La respuesta del Señor empieza con una palabra: amarás. Con ello ya se nos está diciendo que la clave de todos los preceptos es el amor. “Amor” es una palabra que nosotros asociamos inmediatamente al sentimiento, a la afectividad. Sin embargo, conviene recordar que, el amor, en la Biblia, designa, ante todo, una decisión de vincularse a alguien, a quien se le conceden, por esa vinculación, unos derechos sobre uno mismo, y a los actos concretos que alimentan esa decisión: amar es hacer alianza con aquel a quien se ama. Y “hacer alianza” significa unir mi destino al destino de otro y saber que, a partir del momento en que he sellado una alianza, yo puedo contar siempre con esa persona, para caminar hacia mi destino, como ella puede contar conmigo para caminar hacia el suyo.

El Señor nos recuerda que Dios ha hecho alianza con nosotros y que la fidelidad de Dios a esa alianza es tan grande que la única actitud correcta por parte nuestra es la de amarle “con todo tu corazón, con toda tu alma, con todo tu ser”. Efectivamente, la fidelidad de Dios a la alianza que ha hecho con nosotros es tan grande que llegará hasta la Cruz, hasta la entrega de su propio Hijo en la Cruz.
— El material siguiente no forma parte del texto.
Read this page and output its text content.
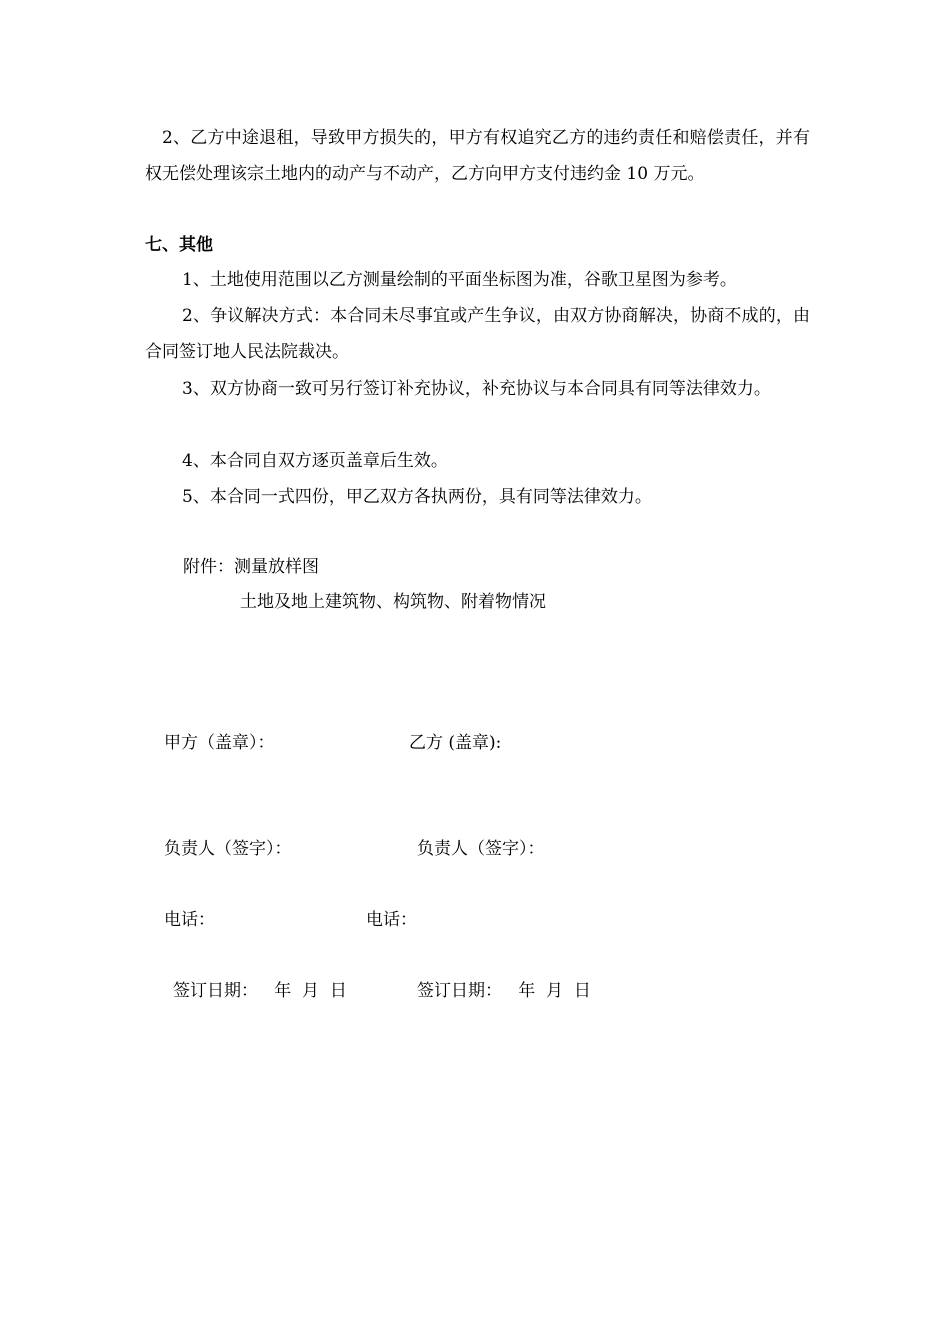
2、乙方中途退租，导致甲方损失的，甲方有权追究乙方的违约责任和赔偿责任，并有权无偿处理该宗土地内的动产与不动产，乙方向甲方支付违约金 10 万元。
七、其他
1、土地使用范围以乙方测量绘制的平面坐标图为准，谷歌卫星图为参考。
2、争议解决方式：本合同未尽事宜或产生争议，由双方协商解决，协商不成的，由合同签订地人民法院裁决。
3、双方协商一致可另行签订补充协议，补充协议与本合同具有同等法律效力。
4、本合同自双方逐页盖章后生效。
5、本合同一式四份，甲乙双方各执两份，具有同等法律效力。
附件：测量放样图
土地及地上建筑物、构筑物、附着物情况
甲方（盖章）：	乙方 (盖章):
负责人（签字）：	负责人（签字）：
电话：	电话：
签订日期：   年  月  日	签订日期：   年  月  日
Nadie nos ha amado tanto como Él, y por eso Él merece el amor “total” (“con todo tu…”) que Cristo nos recuerda.

Pero ¿cómo podemos “amar” a Dios? ¿Qué le podemos dar nosotros que Él no posea ya de antemano? El reconocimiento de su presencia, de su compañía, de su acompañamiento en nuestro caminar. Lo que le podemos dar a Dios es vivir nuestra vida sin dudar nunca de que él camina con nosotros, de que Él está siempre cerca de nosotros y de que nos está siempre amando. Vivir nuestra vida sabiéndonos acompañados por Él, aunque nuestra vida sea un infierno. Amar al Señor es decirle “Tú no tienes culpa de nada”, “Tú no me debes nada” y darle gracias por su compañía.

“Llamó a los que él quiso (…) para que estuvieran con él y para enviarlos a predicar” (Mc 3, 13-14). El primer objetivo de la elección que hace Cristo de los Doce es para que estuvieran con él: Dios quiere nuestra presencia, nuestra compañía, y por eso, la manera de amarle, de reconocer su amor, es dársela. Y eso, queridos hermanos, es la oración: el tiempo que yo le doy a Dios para que Él, misteriosamente, disfrute de mi compañía. Porque Él me ha elegido, en primer lugar, para que “esté con Él”. Así se empieza a cumplir el primer mandamiento.

Y puesto que Dios te ha amado, haciendo alianza contigo, sin que tú lo merecieras -“por pura gracia estáis salvados” (Ef 2,5)-, haz tú también alianza con todos los hombres, aunque no lo merezcan. Comprométete con ellos, con su caminar; que ellos puedan contar contigo para alcanzar su destino (que, al igual que el tuyo, es Cristo). “Amarás a tu prójimo como a ti mismo”: querrás su propia realización como quieres la tuya, desearás su plenitud como deseas la tuya.

Y de nuevo aquí no hay que confundir el amor con la afectividad, con los sentimientos. Para poder amar bien al prójimo hay que percibirlo a la luz de la Verdad, que es Cristo. Por eso escribe san Pedro: “Por la obediencia a la verdad habéis purificado vuestras almas para un amor fraternal no fingido; amaos, pues, con intensidad y muy cordialmente unos a otros” (1 Pe 1,22-23). Es la “obediencia a la verdad”, es decir, el amor a Dios, que es la Verdad, la que purifica nuestra mirada para ser capaces de un amor fraternal no fingido.

Que el Señor nos conceda ser hombres y mujeres de oración y ser obedientes a la verdad; para que cumplamos estos dos mandamientos “que sostienen la Ley entera y los Profetas”. Amén.